Under Protest

Cat—and this time I am operating with near certainty that the man himself is doing the writing—had his hands on the dirty typewriter long enough to do some more substantial writing. I myself have sifted through and transcribed enough of his work to chart some kind of evolution, some progression, if only in the sense that his English at a certain point sharpened sufficiently so as to constitute a style. It is a style unlike any one author I can call to mind, though someone I interviewed who was interested in such things suggested to me that it read like it had been expertly translated into a foreign language and equally expertly translated back. This was sufficiently obfuscating for me at the time and, like much of what I leave for you here, elicits no further comment from me. Nevertheless, I would have a difficult time forensically proving that this was a later or earlier piece of Cat’s writing, but as we narrow in on a psychomythology of the feline man, it seemed as good a place as any to go next. Recall the few determined facts we know about our hero: he has loved and been separated, he has been born and been exiled, he has been party to a crime which very likely was staged and escaped the certainties of the law, he has raised untold sums in unlawful ways for unknown helps to combat unspeakable harms. When he speaks, certainly people listen. We now can count ourselves among those who have.

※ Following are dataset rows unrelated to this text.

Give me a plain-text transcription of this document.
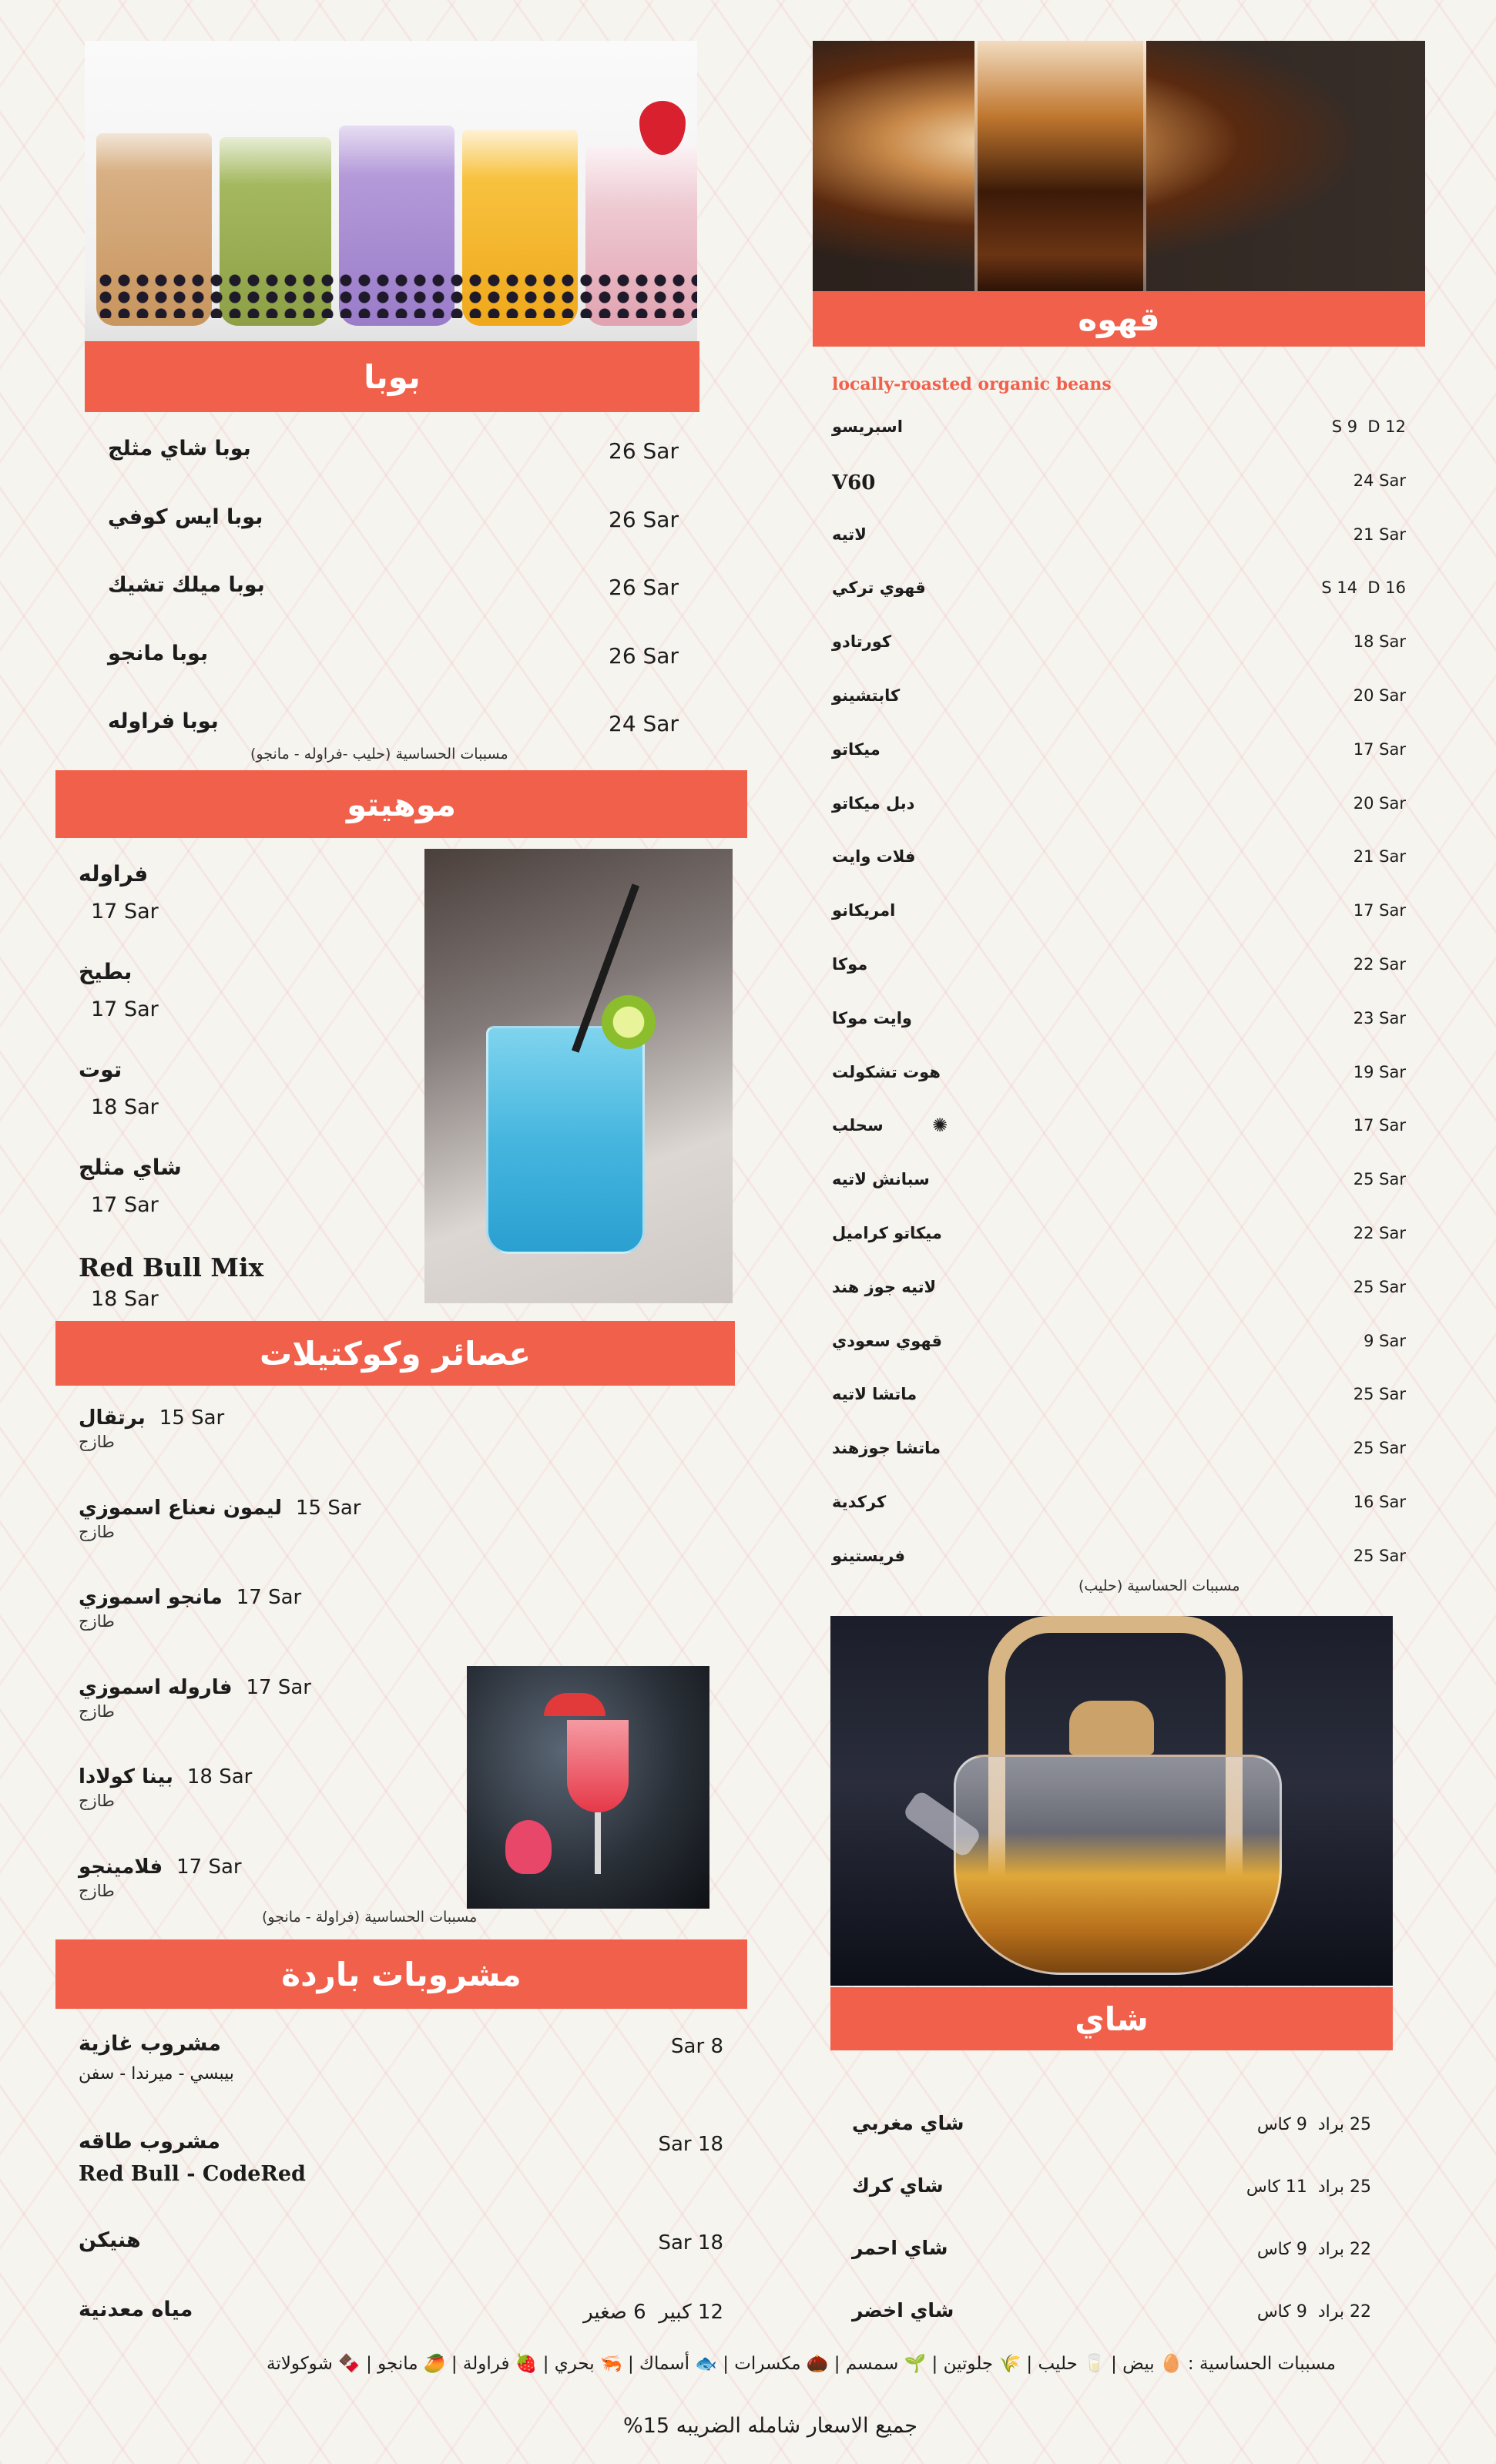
قهوه
locally-roasted organic beans
مسببات الحساسية (حليب)
شاي
بوبا
مسببات الحساسية (حليب -فراوله - مانجو)
موهيتو
عصائر وكوكتيلات
مسببات الحساسية (فراولة - مانجو)
مشروبات باردة
مسببات الحساسية : 🥚 بيض | 🥛 حليب | 🌾 جلوتين | 🌱 سمسم | 🌰 مكسرات | 🐟 أسماك | 🦐 بحري | 🍓 فراولة | 🥭 مانجو | 🍫 شوكولاتة
%جميع الاسعار شامله الضريبه 15
اسبريسو	S 9  D 12
V60	24 Sar
لاتيه	21 Sar
قهوي تركي	S 14  D 16
كورتادو	18 Sar
كابتشينو	20 Sar
ميكاتو	17 Sar
دبل ميكاتو	20 Sar
فلات وايت	21 Sar
امريكانو	17 Sar
موكا	22 Sar
وايت موكا	23 Sar
هوت تشكولت	19 Sar
سحلب	✺	17 Sar
سبانش لاتيه	25 Sar
ميكاتو كراميل	22 Sar
لاتيه جوز هند	25 Sar
قهوي سعودي	9 Sar
ماتشا لاتيه	25 Sar
ماتشا جوزهند	25 Sar
كركدية	16 Sar
فريستينو	25 Sar
شاي مغربي	25 براد  9 كاس
شاي كرك	25 براد  11 كاس
شاي احمر	22 براد  9 كاس
شاي اخضر	22 براد  9 كاس
بوبا شاي مثلج	26 Sar
بوبا ايس كوفي	26 Sar
بوبا ميلك تشيك	26 Sar
بوبا مانجو	26 Sar
بوبا فراوله	24 Sar
فراوله
17 Sar
بطيخ
17 Sar
توت
18 Sar
شاي مثلج
17 Sar
Red Bull Mix
18 Sar
برتقال 15 Sar
طازج
ليمون نعناع اسموزي 15 Sar
طازج
مانجو اسموزي 17 Sar
طازج
فاروله اسموزي 17 Sar
طازج
بينا كولادا 18 Sar
طازج
فلامينجو 17 Sar
طازج
مشروب غازية	8 Sar
بيبسي - ميرندا - سفن
مشروب طاقه	18 Sar
Red Bull - CodeRed
هنيكن	18 Sar
مياه معدنية	12 كبير  6 صغير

Typed with a dirty, vowel-filling typewriter on lined, quarter-sized yellow stenographers paper. Each page is headed with the word “PROTEST” and footed with a number:

There are people in every room of this place, which is how I know we are all safe. Even the people who bring in danger just by virtue of who they are bring it in to cleanse it and to convert it. They bring in danger to make it our own. Diesel Jesus is plotting right now. I cannot hear him, but I know it is the case. He wants to be absolutely brutal, it is always building up inside him. He is shaped like a kettle and when his face gets the right shade of red, he walks away with purpose, to prevent eruption. He knows better. He waited out the clock and now can operate legally, right out in the open. I watched him take apart the entire house Sparkles bought and put it back together. It was half the size from the outside but twice as big within. It looked like a garage with four walls, but inside it was completely round, with a false floor. I want to believe he could hide others in there who were not as lucky as he was, those who could not find freedom in the suggested way. Still, his protest was hiding in plain view. When every last act you undertake is legal, you can be stopped by prejudice alone. When they are all illegal, you must find and use the privilege of invisibility. So in a way, I am no one.

They are not kidding when they say I am a cat. No one who knows to call me that doubts why they should. I made it all the way to the top of the naval warehouse, which is something a few other cats have done. The Support helped, and we only had to smash three rusty locks to scale it. I think I could live there, in my invisibility, but that is not how this works. Smart is one thing, but this is bigger. When I look at the floor plan of a building, the doors are all open. They are gaps in the wall, and I can pass right through them with my finger as I trace a path to wherever I need to go. When I look at a map, it looks exactly the same to me. The gaps are smaller, almost invisible themselves, but those black lines are not scorched into the earth at the limit of each city or country, or each plot of land. I asked the Support to shout it with me, because I know it to be true: if one cat is imprisoned, then no cat is free. I put my arm around each of them and reminded them that many, many cats are behind bars. Bars of iron, bars of gold, bars of black lines on pieces of paper which tell bureaucrats that these cats are allowed to be or not.

So they say I prowl. I walk through walls of buildings with out of date plans and I bridge moats with my friends and their minds. If a door is locked from the outside and opens inward, it ought to be kicked in. If a door is locked from the inside and someone cannot exit through it who needs to, then windows need to be relieved of their bars and carefully cut away. The only other alternative is violence. Claws and teeth.

Who is a liberator in the land of liberty? Who wants to be member of a club that would not have them? I learned what they should call me: secessionist. Abolitionist. Escapee. Illegal. Illegitimate. It trips off their hateful tongues which have never known love or need: Illegal.

We make lists of enemies, but it is not the same as it was where I came from. Here it is a kind of game. The racist down the street. The abusive partner. The far right. The near right. The center left. Xenophobes. The police. The government. Too many enemies. Same most places. We can hide or fight, decide where our homes are or not. Or are not.

If I have nothing here, is it all equally mine? I prowl easily down the street, thinking it is all equally mine, which makes it easy to want to share with the others who also have nothing here. Many of them do not think as I do, because they are not allowed to. I will walk through walls for them too, and they will see me coming. But their captors will not. And a thousand other cats will tread on soft pads with sharp claws tensed and retracted, ready to tear up maps and pick every lock in their paths. Their black lines mean nothing to us, because we could not see them in the first place. There is still a crack in everything. It will be our paws that pull it wide open before the light gets in.